C'est l'histoire d'une fugue, d'une quête, d'un voyage initiatique. Un récit vieux comme le monde, et pourtant toujours neuf. Avec "Les printemps sauvages", Douna Loup reprend le fil de cette aventure inépuisable, offrant à la génération présente un conte universel au lyrisme puissant.
L'enfant sauvage
Née dans la forêt, amie des lacs, des fleurs et des chiens, la narratrice de ce cinquième roman vit dans sa chair ce que beaucoup, aujourd'hui, fantasment: une communion profonde avec la nature, une vie alignée sur une sobriété heureuse. Mais l'isolement, la présence sporadique d'une mère affairée lui pèsent. Aussi lorsqu'elle découvre, sur une photographie, le frère aîné qu'on lui avait caché, la jeune fille se lance sur les routes avec sa mère, lâchant tout pour aller à la recherche de cet autre, cette part manquante d'elle-même.
Je suivrai les pistes sauvages comme on suit un chemin. Tout sera clair et transparent dans l'air. Silencieusement mais très sûrement je sais que je vais, je vais et je vais. Vers quoi? Nul ne le sait mais il ne sert à rien de le savoir. Ce qui importe c'est que je vais.

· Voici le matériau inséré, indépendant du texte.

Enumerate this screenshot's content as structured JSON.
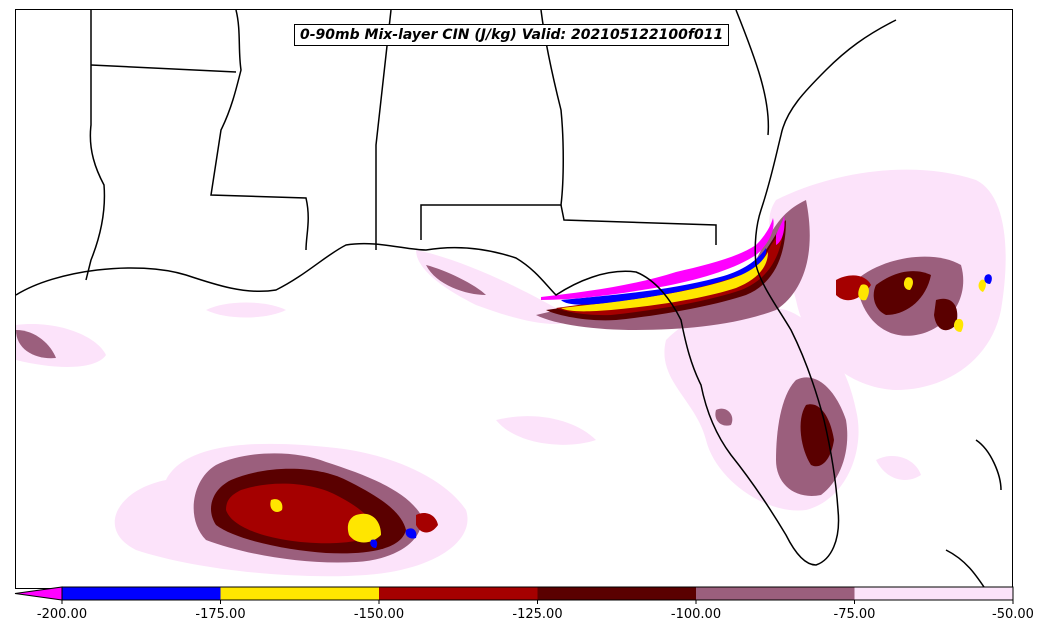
{
  "title": "0-90mb Mix-layer CIN (J/kg) Valid: 202105122100f011",
  "colorbar": {
    "ticks": [
      "-200.00",
      "-175.00",
      "-150.00",
      "-125.00",
      "-100.00",
      "-75.00",
      "-50.00"
    ],
    "bins": [
      {
        "from": -225,
        "to": -200,
        "color": "#ff00ff"
      },
      {
        "from": -200,
        "to": -175,
        "color": "#0000ff"
      },
      {
        "from": -175,
        "to": -150,
        "color": "#ffe600"
      },
      {
        "from": -150,
        "to": -125,
        "color": "#a50000"
      },
      {
        "from": -125,
        "to": -100,
        "color": "#5a0000"
      },
      {
        "from": -100,
        "to": -75,
        "color": "#9b5f7d"
      },
      {
        "from": -75,
        "to": -50,
        "color": "#fce3fa"
      }
    ],
    "extend": "min"
  },
  "colors": {
    "border": "#000000",
    "light_pink": "#fce3fa",
    "mauve": "#9b5f7d",
    "dark_maroon": "#5a0000",
    "red": "#a50000",
    "yellow": "#ffe600",
    "blue": "#0000ff",
    "magenta": "#ff00ff"
  }
}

Au fil du récit, de l'enfance à l'âge adulte, l'héroïne de ce roman se frotte de manière très concrète à l'altérité. En séjour sur l'île imaginaire de Locla-yom, l'adolescente y fait la rencontre de Barnabée. Personnage mi-homme, mi-femme, qui lui fait connaître l'amour et l'évidence de la fluidité des genres.
Plus tard, montant à la ville comme la protagoniste d'un roman d'apprentissage, la narratrice découvre l'engagement politique au sein d'un groupe qu'on devine altermondialiste, aiguisant sa pensée critique et planifiant un retour à la nature sur un mode communautaire.
Des préoccupations contemporaines
On l'aura compris: du rejet des genres binaires à l'écologie sociale, nombre de préoccupations éminemment contemporaines irriguent l'inspiration de Douna Loup. Pourtant, si l'autrice franco-suisse emploie volontiers le terme de "manifeste" pour décrire le substrat idéologique de son roman, si le récit se prolonge, en guise de postface, par un "Petit manuel d'ensauvagement", rien ici ne s'apparente à l'illustration scolaire d'une pensée politique, au tutoriel new age du parfait homme des bois.
C'est un roman porté par la joie et l'enthousiasme. Jamais je ne me suis sentie aussi libre, aussi joueuse avec les mots, les sonorités, tout ce foisonnement de voix et d'histoires. Ce livre est pour moi une célébration.
Inspiré d'expériences vécues, incarné dans un lyrisme jubilatoire, "Les printemps sauvages" inscrit son propos dans une écriture grouillante de vie, riche de sensations charnelles et de métamorphoses intimes. Ode délicate à la complexité de notre vie intérieure et de cette présence au monde qu'on ne finit pas de réinventer.
Nicolas Juillard/ld
"Les printemps sauvages", Douna Loup, Editions Zoé.